Infrastrutture, mercati predittivi e Web3

La dichiarazione include partecipazioni in società di investimento come Polychain e Scalar Capital, piattaforme di mercati predittivi come Polymarket, e progetti consumer e NFT come Dapper Labs e Crossmint. Altre posizioni riguardano neobanche e infrastrutture operanti con asset digitali, tra cui nomi come Lemon Cash, OnJuno e strumenti per sviluppatori come Tenderly.

Dismissioni, valutazioni opache e rischi di liquidità

Gran parte delle partecipazioni sono riportate senza un valore in dollari specifico, una prassi che, secondo le regole dell’OGE, indica singole partecipazioni inferiori a 1.000 dollari: si tratta quindi di stake minoritari e diffuse. Tuttavia, ci sono fondi più consistenti: Warsh detiene oltre 100 milioni di dollari nel Juggernaut Fund LP, i cui asset sottostanti sono coperti da accordi di riservatezza, e diverse posizioni in THSDFS LLC valutate singolarmente tra 1 e 5 milioni di dollari. Queste ultime richiederanno una dismissione completa in caso di conferma.

Problemi pratici nella vendita

Liquidare token fungibili come quelli di Compound o dYdX è relativamente diretto; vendere quote di fondi di venture o LP in società come Polychain può essere invece complesso e soggetto a lock-up e clausole contrattuali. La funzionaria di certificazione dell’OGE, Heather Jones, ha osservato che Warsh sarà conforme all’Ethics in Government Act una volta completate le operazioni di dismissione, ma i dettagli operativi restano un punto critico.

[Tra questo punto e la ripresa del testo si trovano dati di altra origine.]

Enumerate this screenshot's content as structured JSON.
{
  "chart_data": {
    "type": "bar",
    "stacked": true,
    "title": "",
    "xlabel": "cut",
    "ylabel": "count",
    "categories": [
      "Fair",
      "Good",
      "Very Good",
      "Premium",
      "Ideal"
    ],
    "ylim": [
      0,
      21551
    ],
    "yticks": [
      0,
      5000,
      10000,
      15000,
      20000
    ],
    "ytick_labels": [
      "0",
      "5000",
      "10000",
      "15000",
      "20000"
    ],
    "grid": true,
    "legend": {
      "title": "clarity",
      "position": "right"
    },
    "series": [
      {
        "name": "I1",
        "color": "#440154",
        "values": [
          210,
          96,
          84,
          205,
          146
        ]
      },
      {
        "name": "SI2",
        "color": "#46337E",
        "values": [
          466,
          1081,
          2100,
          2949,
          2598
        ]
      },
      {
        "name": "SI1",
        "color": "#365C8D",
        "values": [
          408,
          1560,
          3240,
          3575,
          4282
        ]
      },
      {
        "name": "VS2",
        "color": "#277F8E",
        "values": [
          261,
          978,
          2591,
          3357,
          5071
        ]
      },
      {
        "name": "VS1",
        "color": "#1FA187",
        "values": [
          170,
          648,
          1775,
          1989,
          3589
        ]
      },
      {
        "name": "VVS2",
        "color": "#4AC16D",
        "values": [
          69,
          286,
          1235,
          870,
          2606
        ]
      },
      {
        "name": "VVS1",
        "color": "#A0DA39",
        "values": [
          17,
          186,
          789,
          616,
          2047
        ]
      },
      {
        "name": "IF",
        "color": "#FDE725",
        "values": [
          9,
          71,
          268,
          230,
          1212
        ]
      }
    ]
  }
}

Implicazioni normative e conflitti d’interesse

Il futuro presidente della Fed influirà su dossier centrali per il settore crypto: la legislazione sulle stablecoin, le linee guida per la custodia di asset digitali da parte delle banche, la sperimentazione su depositi tokenizzati e la ricerca su una eventuale CBDC. Le norme etiche federali prevedono spesso un periodo di raffreddamento di un anno per materie direttamente collegate a interessi finanziari recenti, il che potrebbe richiedere ricusazioni e limitare l’intervento di Warsh su alcune decisioni nel primo anno del mandato.

La fase di conferma

La dichiarazione ha già attirato l’attenzione del Senato: il presidente della Commissione bancaria, Tim Scott, ha annunciato un’udienza imminente, mentre il senatore Thom Tillis ha indicato che bloccherà voti finali finché il Dipartimento di Giustizia non avrà chiarito indagini in corso relative all’attuale presidente, il cui mandato scade il 15 maggio. Durante le audizioni, è probabile che i senatori chiedano chiarimenti su singole società elencate nella disclosure e sulle tempistiche di vendita.

In sintesi, la rilevanza del caso non deriva soltanto dalla quantità di denaro investita, bensì dal fatto che il candidato ha scelto esposizioni mirate a protocolli e infrastrutture che la Fed potrebbe regolare direttamente. Per l’industria crypto si tratta di un segnale ambiguo: da un lato un capo della Fed con conoscenza diretta del settore; dall’altro obblighi etici che potrebbero limitarne l’azione nelle questioni più sensibili.